Superannuation funds' default options are typically balanced, multiasset portfolios that are indicative of the fund's overall performance.
Cbus Super, Melbourne, reported a 9% return for the financial year largely driven by equities, said newly appointed chief investment officer Brett Chatfield in an email.
"We saw strong alpha in both our Australian equities and emerging market equities sectors, which added further return beyond the benchmark returns," he said. "In addition to equities, our global credit sector performed well as did our infrastructure portfolio."
Mr. Chatfield acknowledged that the real estate sector has had headwinds, but the "high quality and diversified nature of our property portfolio has limited the impact on overall portfolio returns."
Cbus, which has A$85 billion in assets, has had material write-downs across its total real estate portfolio, "including annual capital declines exceeding 10%, particularly in regard to office assets," he said.
"The office sector is experiencing weaker underlying tenant demand due to work from home trend, however, we believe that tenants will seek better quality space going forward to attract and retain staff," Mr. Chatfield said.
The superannuation fund's office exposure is largely in Australia, which has helped it avoid the deeper cut in valuation in other property markets such as the U.S., he added.
"Our focus for many years has been on building a diverse and high quality property portfolio to provide ballast during times like these," Mr. Chatfield said. "We are slightly underweight on office compared to the industry index and we hold predominately high quality assets with secure income."
AustralianSuper, Melbourne, which has A$300 billion in assets, on Wednesday posted an 8.2% return for its Balanced investment option for the financial year, largely due to the equity markets as well.
"The recovery in returns has been driven by strong growth in equity markets globally, with the performance of the technology sector a key driver," said AustralianSuper CIO Mark Delaney, in a statement. "Overall, investment market returns have been better than we expected and economic growth has proved relatively resilient with consumer spending holding up well over the year."

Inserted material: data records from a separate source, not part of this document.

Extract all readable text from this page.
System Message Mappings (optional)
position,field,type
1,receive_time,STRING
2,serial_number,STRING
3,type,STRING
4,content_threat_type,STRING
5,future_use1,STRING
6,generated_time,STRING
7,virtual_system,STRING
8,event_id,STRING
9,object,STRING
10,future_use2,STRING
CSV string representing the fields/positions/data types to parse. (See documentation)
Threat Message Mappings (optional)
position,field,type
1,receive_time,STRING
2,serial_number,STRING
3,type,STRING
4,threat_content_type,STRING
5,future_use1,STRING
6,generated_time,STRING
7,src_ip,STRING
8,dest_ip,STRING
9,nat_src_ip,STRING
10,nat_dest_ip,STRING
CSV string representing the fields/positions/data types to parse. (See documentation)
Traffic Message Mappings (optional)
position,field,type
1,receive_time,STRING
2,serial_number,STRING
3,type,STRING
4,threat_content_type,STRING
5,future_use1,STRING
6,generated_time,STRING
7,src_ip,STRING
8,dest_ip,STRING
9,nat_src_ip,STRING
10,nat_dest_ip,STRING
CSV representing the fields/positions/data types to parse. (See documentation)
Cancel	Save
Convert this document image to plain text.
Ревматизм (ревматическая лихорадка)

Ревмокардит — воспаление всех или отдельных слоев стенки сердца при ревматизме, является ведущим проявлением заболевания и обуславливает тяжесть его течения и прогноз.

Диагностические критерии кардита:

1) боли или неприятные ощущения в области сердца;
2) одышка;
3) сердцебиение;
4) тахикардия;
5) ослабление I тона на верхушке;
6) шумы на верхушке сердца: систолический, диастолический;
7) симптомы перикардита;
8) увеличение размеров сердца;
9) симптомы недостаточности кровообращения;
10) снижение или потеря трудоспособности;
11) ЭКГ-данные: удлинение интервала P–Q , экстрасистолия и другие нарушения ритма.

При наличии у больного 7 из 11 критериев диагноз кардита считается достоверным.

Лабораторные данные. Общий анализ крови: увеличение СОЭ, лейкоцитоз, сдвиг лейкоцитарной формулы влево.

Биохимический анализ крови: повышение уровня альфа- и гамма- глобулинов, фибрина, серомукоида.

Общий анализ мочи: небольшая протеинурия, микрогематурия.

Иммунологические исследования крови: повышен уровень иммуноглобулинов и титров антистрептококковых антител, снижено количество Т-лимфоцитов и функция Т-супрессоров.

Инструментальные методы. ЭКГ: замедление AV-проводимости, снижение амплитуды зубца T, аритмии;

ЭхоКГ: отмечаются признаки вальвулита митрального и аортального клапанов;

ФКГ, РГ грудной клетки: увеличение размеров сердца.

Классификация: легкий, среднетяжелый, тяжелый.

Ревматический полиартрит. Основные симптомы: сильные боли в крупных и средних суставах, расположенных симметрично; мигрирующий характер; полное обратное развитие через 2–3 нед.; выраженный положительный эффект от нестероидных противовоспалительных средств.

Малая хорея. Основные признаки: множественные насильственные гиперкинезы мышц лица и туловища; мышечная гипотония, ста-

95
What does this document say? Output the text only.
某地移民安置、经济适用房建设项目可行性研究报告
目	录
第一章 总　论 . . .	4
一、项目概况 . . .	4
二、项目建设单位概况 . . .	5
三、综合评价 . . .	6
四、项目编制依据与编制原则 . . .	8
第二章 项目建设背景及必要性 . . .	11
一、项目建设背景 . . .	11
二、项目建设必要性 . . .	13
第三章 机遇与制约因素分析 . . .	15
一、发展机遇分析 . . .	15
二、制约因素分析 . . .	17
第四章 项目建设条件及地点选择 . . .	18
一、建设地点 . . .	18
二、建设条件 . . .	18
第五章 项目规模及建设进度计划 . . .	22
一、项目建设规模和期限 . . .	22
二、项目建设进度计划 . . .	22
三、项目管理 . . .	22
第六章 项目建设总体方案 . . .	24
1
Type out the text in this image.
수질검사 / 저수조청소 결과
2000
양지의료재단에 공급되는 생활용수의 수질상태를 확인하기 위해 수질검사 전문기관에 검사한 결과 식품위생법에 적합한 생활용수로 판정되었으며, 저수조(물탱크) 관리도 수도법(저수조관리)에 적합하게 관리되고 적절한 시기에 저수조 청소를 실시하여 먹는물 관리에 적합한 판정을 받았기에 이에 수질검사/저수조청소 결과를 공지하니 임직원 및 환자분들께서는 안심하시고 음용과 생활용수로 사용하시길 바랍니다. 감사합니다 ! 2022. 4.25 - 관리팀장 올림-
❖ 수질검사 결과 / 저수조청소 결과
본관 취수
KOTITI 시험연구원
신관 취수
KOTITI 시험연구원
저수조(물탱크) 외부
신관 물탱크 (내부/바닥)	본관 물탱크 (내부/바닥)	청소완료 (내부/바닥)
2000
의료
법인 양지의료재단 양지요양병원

Similarly, the A$72 billion Health Employees Superannuation Trust Australia, Melbourne, also on Wednesday posted a 9.6% return for the financial year for its default Balanced Growth option — above its 10-year annualized return of 8%.
Generally, the super funds cautioned that significant challenges remain for the current financial year amid fears of a global recession, uncertainty in market conditions and geopolitical risk.
HESTA CIO Sonya Sawtell-Rickson said in a statement that the investment team is ready to respond to a range of market conditions that may emerge in the coming year.
To manage such risks, Cbus has taken a cautious approach, Mr. Chatfield said. "Our overall portfolio continues to be positioned defensively with an underweight equities position. … We have elevated cash levels currently and are well positioned to take advantage of opportunities as the environment evolves."
"We continue to selectively assess infrastructure opportunities and are also cautiously adding to private debt exposures," he added.